Phylogenetic analysis
Next, we generated multiregional trees based on driver SNVs and CNVs. As shown in Figure 1 all tumors of our cohort provided evidence of branched somatic evolution, with the most complex being the MSI GC, confirming data published recently by von Loga et al.7 In addition, we inferred maximum parsimony trees in accordance with Lee et al.5 (Suppl. Figure 4). The authors observed a common phylogeny pattern of five cases with GC in which the primary genome is branched from a trunk while all the lymph node genomes (n=3 for each of the 5 cases) cluster in a separate branch. We did not observe this pattern for the single sample (case #5) for which lymph node data was available. In contrast to Lee et al.,5 in case #5 the lymph node metastases did not cluster together in a separate, distinct branch, but rather clustered with different individual samples from the primary tumor (Figure 1). Comparing the multiregional trees with the maximum parsimony trees following the Lee et al.5 methodology, one can observe similar trees with differences attributed to methodology as well as the additional CNV data included in the multiregional trees. Generating LICHeE based multiregional trees including passenger mutation and/or synonymous mutations generated similar relationships in the trees (data not shown).
With regard to the TGFb-pathway, it was interesting to note that the SMAD4 mutations of four cases with TP53 mutations (i.e. cases #1, #2, #3, and #4) were sublconal and that different mutations of SMAD4 aligned with different subclones providing circumstantial evidence for parallel somatic evolution (Figure 1).

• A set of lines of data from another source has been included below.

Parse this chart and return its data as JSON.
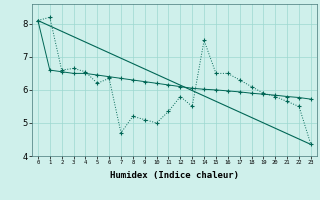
{
  "xlabel": "Humidex (Indice chaleur)",
  "x_values": [
    0,
    1,
    2,
    3,
    4,
    5,
    6,
    7,
    8,
    9,
    10,
    11,
    12,
    13,
    14,
    15,
    16,
    17,
    18,
    19,
    20,
    21,
    22,
    23
  ],
  "line1_y": [
    8.1,
    8.2,
    6.6,
    6.65,
    6.55,
    6.2,
    6.35,
    4.7,
    5.2,
    5.1,
    5.0,
    5.35,
    5.8,
    5.5,
    7.5,
    6.5,
    6.5,
    6.3,
    6.1,
    5.9,
    5.8,
    5.65,
    5.5,
    4.35
  ],
  "line2_x": [
    0,
    23
  ],
  "line2_y": [
    8.1,
    4.35
  ],
  "line3_y": [
    8.1,
    6.6,
    6.55,
    6.5,
    6.5,
    6.45,
    6.4,
    6.35,
    6.3,
    6.25,
    6.2,
    6.15,
    6.1,
    6.05,
    6.02,
    6.0,
    5.97,
    5.94,
    5.9,
    5.87,
    5.84,
    5.8,
    5.77,
    5.72
  ],
  "bg_color": "#cff0eb",
  "grid_color": "#9dd8d0",
  "line_color": "#006655",
  "ylim": [
    4,
    8.6
  ],
  "xlim": [
    -0.5,
    23.5
  ]
}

Decreased or lost expression of SMAD4 is associated with worse patient outcome
Finally, we assessed the putative effect of SMAD4 alterations on patient prognosis. Using immunohistochemistry, we studied the expression of SMAD4 in case #1, #2, #3, and #4. Interestingly, SMAD4-immunostaining was heterogeneous and, occasionally, even a black-and-white staining pattern was noted, i.e. areas with complete loss of SMAD4 expression (both nuclear and cytoplasmic) were clearly demarcated from areas with retained expression (Figure 5).
Using a validation cohort (described in detail in Supplemental Materials and Methods), we aimed to test the hypothesis that a decreased or lost expression of SMAD4 would correlate with clinicopathological patient characteristics and patient outcomes. SMAD4 expression was studied using whole tissue sections and a validation cohort of 487 GCs (Figure 5; Suppl. Data 8; for further details see Supplemental Results).
A decreased expression of cytoplasmic SMAD4 (Q1-3 vs. Q4) correlated significantly with local tumor growth (p=0.003; significant after correction for multiple testing) and UICC stage (p=0.007; lost significance after multiple testing). No significant correlation was found between nuclear SMAD4 expression and any clinicopathological patient characteristic (Table 2).
The entire validation cohort showed a median overall survival (OS) of 14.1 months and a median tumor specific survival (TSS) of 15.5 months. Patient prognosis significantly depended on the Laurén-phenotype, T-, N-, M-, L-, V-, Pn- and R-category, UICC-stage, lymph node ratio and cytoplasmic SMAD4 expression. Patients with SMAD4 loss showed significantly lower median overall survival (OS; 13.4 months, 95% C.I. 11.2 - 15.6; significant after multiple testing correction; p=0.001) and tumor specific survival (TSS; 14.9 months, 95% C.I. 12.1 - 17.7; significant after multiple testing correction; p=0.003) compared with retained SMAD4 expression (OS: 22.2 months, 95% C.I.10.0 - 34.5; TSS: 25.0 months, 95% C.I. 11.5 - 38.5)(Figure 5).